5者のコラム 「学者」Vol.153

調停制度の沿革

隣組は昭和15年9月11日に制度化。部落会町内会等整備要領は行政下請機関として町内会を整備し隣組を組織することを義務付けた。江戸時代の5人組が原型。連帯責任と相互監視を担う。防空演習・強制貯金・金属供出・必需品配給は隣組を通じて行われた。(以下入江教授と議論)
I 1939年の人事調停法が家事審判法の前身で、1942年の戦時民事特別法が民事調停法の前身です。司法における1940年体制という見方もできます。
H なるほど。権利義務関係にもとづく形式的な判断を忌避して「正当な理由」の有無でまるく収めるやり方が司法における1940年体制と評価できるのですね。調停制度の意義と問題点を正確に把握するために不可欠だと考えます。

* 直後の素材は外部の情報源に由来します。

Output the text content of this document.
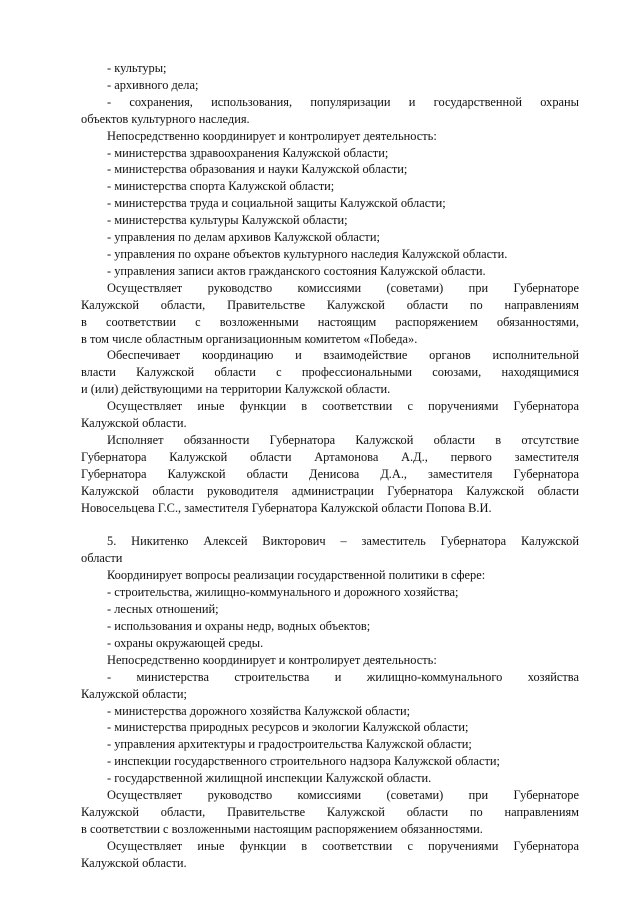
- культуры;

- архивного дела;

- сохранения, использования, популяризации и государственной охраны

объектов культурного наследия.

Непосредственно координирует и контролирует деятельность:

- министерства здравоохранения Калужской области;

- министерства образования и науки Калужской области;

- министерства спорта Калужской области;

- министерства труда и социальной защиты Калужской области;

- министерства культуры Калужской области;

- управления по делам архивов Калужской области;

- управления по охране объектов культурного наследия Калужской области.

- управления записи актов гражданского состояния Калужской области.

Осуществляет руководство комиссиями (советами) при Губернаторе

Калужской области, Правительстве Калужской области по направлениям

в соответствии с возложенными настоящим распоряжением обязанностями,

в том числе областным организационным комитетом «Победа».

Обеспечивает координацию и взаимодействие органов исполнительной

власти Калужской области с профессиональными союзами, находящимися

и (или) действующими на территории Калужской области.

Осуществляет иные функции в соответствии с поручениями Губернатора

Калужской области.

Исполняет обязанности Губернатора Калужской области в отсутствие

Губернатора Калужской области Артамонова А.Д., первого заместителя

Губернатора Калужской области Денисова Д.А., заместителя Губернатора

Калужской области руководителя администрации Губернатора Калужской области

Новосельцева Г.С., заместителя Губернатора Калужской области Попова В.И.

5. Никитенко Алексей Викторович – заместитель Губернатора Калужской

области

Координирует вопросы реализации государственной политики в сфере:

- строительства, жилищно-коммунального и дорожного хозяйства;

- лесных отношений;

- использования и охраны недр, водных объектов;

- охраны окружающей среды.

Непосредственно координирует и контролирует деятельность:

- министерства строительства и жилищно-коммунального хозяйства

Калужской области;

- министерства дорожного хозяйства Калужской области;

- министерства природных ресурсов и экологии Калужской области;

- управления архитектуры и градостроительства Калужской области;

- инспекции государственного строительного надзора Калужской области;

- государственной жилищной инспекции Калужской области.

Осуществляет руководство комиссиями (советами) при Губернаторе

Калужской области, Правительстве Калужской области по направлениям

в соответствии с возложенными настоящим распоряжением обязанностями.

Осуществляет иные функции в соответствии с поручениями Губернатора

Калужской области.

I 裁判所は言いたがらないようですが遡って文献を見ていると明らかにそうです。例えばジュリストでの兼子一教授の発言「戦争中に一般民事調停がつくられて『出来るだけ広い範囲の事件を全部調停に持ち込めるようにした空気は非常に結構なことだ』という意見も考えられますが、私は戦争中のあの意識というものには『国民は一致しなければいかぬのに国民同士で喧嘩するとは何ごとだ・簡単に片づけるから持って来い』という意識が多分にあったので、あの時の考え方を今すぐ持ってこられては困ると思った。」(兼子一他「「調停」をめぐる座談会『調停』疑なきにしもあらず」『ジュリスト』20号(1952・10)26頁以下)。穂積重遠博士には「五人組と大東亜共栄圏」という(誤解されやすい)タイトルの講演なんかもあります。市民の相互監視の活用(とコントロール)を政策に使うという発想は関東大震災(1923年)後の混乱に起源があるようです。
H 兼子先生が調停制度に距離を置いた発言をされているのも頷けますね。